Broadcasters have long argued against specific obligations as an infringement on their free-speech rights and insist most already meet their obligations without government quotas.
Democrats at the FCC, however, have been fighting to make public interest obligations a condition of granting broadcasters full cable carriage rights for the digital multicast channels and a factor in license renewals.
“It's time for the FCC to get the message,” said Commissioner Michael Copps. “People want more locally-originated programs, better campaign and public affairs coverage, and more independently-created programming instead of the nationalized, one-size-fits-all diet that big media foists upon us.”

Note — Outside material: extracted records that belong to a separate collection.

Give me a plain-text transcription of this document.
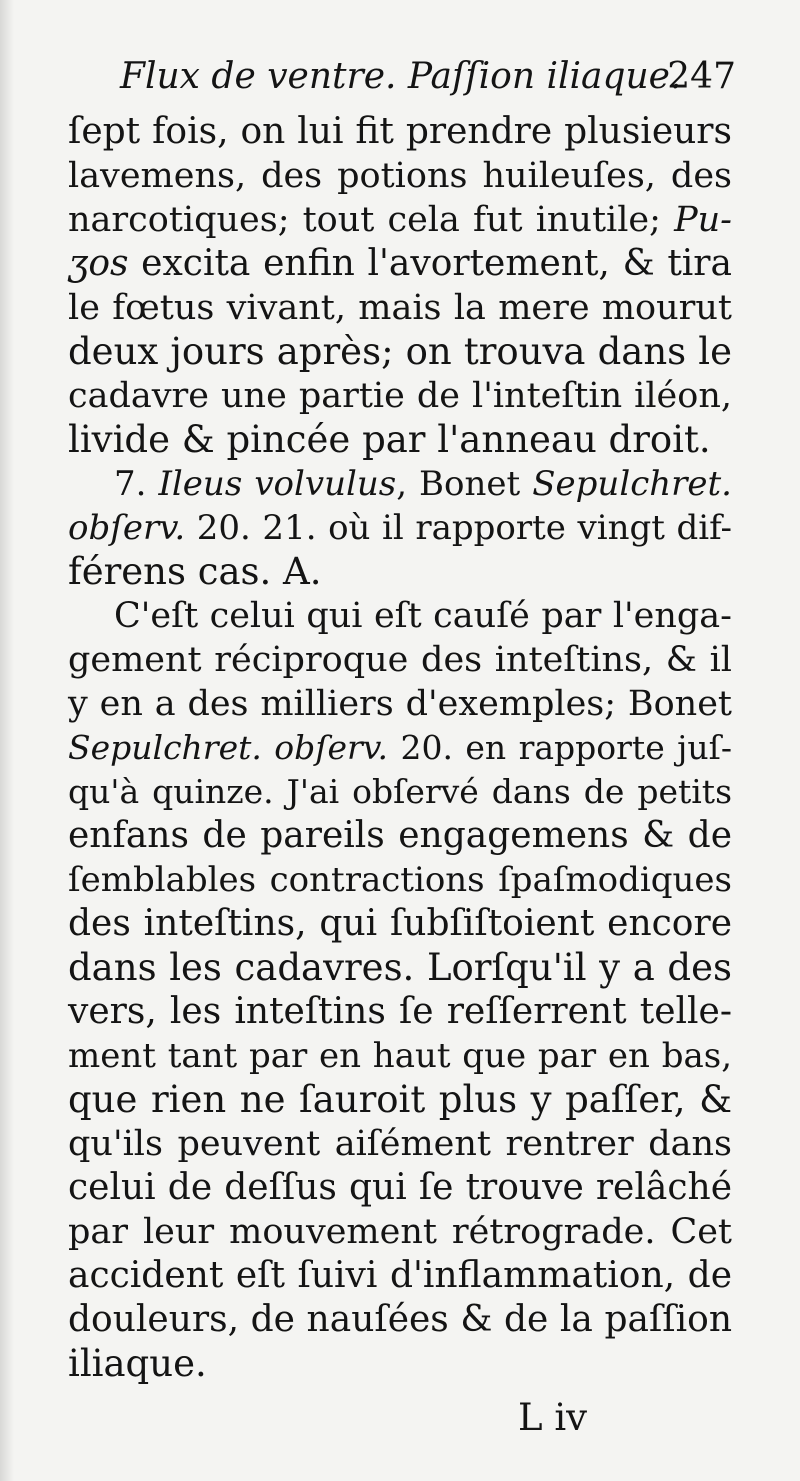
Flux de ventre. Paſſion iliaque.
247
ſept fois, on lui fit prendre plusieurs
lavemens, des potions huileuſes, des
narcotiques; tout cela fut inutile; Pu-
ʒos excita enfin l'avortement, & tira
le fœtus vivant, mais la mere mourut
deux jours après; on trouva dans le
cadavre une partie de l'inteſtin iléon,
livide & pincée par l'anneau droit.
7. Ileus volvulus, Bonet Sepulchret.
obſerv. 20. 21. où il rapporte vingt dif-
férens cas. A.
C'eſt celui qui eſt cauſé par l'enga-
gement réciproque des inteſtins, & il
y en a des milliers d'exemples; Bonet
Sepulchret. obſerv. 20. en rapporte juſ-
qu'à quinze. J'ai obſervé dans de petits
enfans de pareils engagemens & de
ſemblables contractions ſpaſmodiques
des inteſtins, qui ſubſiſtoient encore
dans les cadavres. Lorſqu'il y a des
vers, les inteſtins ſe reſſerrent telle-
ment tant par en haut que par en bas,
que rien ne ſauroit plus y paſſer, &
qu'ils peuvent aiſément rentrer dans
celui de deſſus qui ſe trouve relâché
par leur mouvement rétrograde. Cet
accident eſt ſuivi d'inflammation, de
douleurs, de nauſées & de la paſſion
iliaque.
L iv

Lautenberg did not elaborate on how the guidelines could be considered voluntary if compliance becomes an issue during renewals.
Pro-broadcaster lawmaker Conrad Burns, however, pointed out the inconsistency.
“Guidelines will become mandates pretty quickly,” he said.
However, Democrat Byron Dorgan captured the mood of most committee members, who had just voted to give stations a big break on their deadline for completing the DTV transition and feel the industry should give something back.
“Public interest obligations go back to the 1930s, what Sen. Lautenberg is requiring is minimal.” Another provision of the DTV bill would require the FCC to wrap up its own review of the need for public interest obligations by Jan. 1.
The bill also orders the FCC to decide digital broadcasters cable and satellite carriage rights by Jan. 1.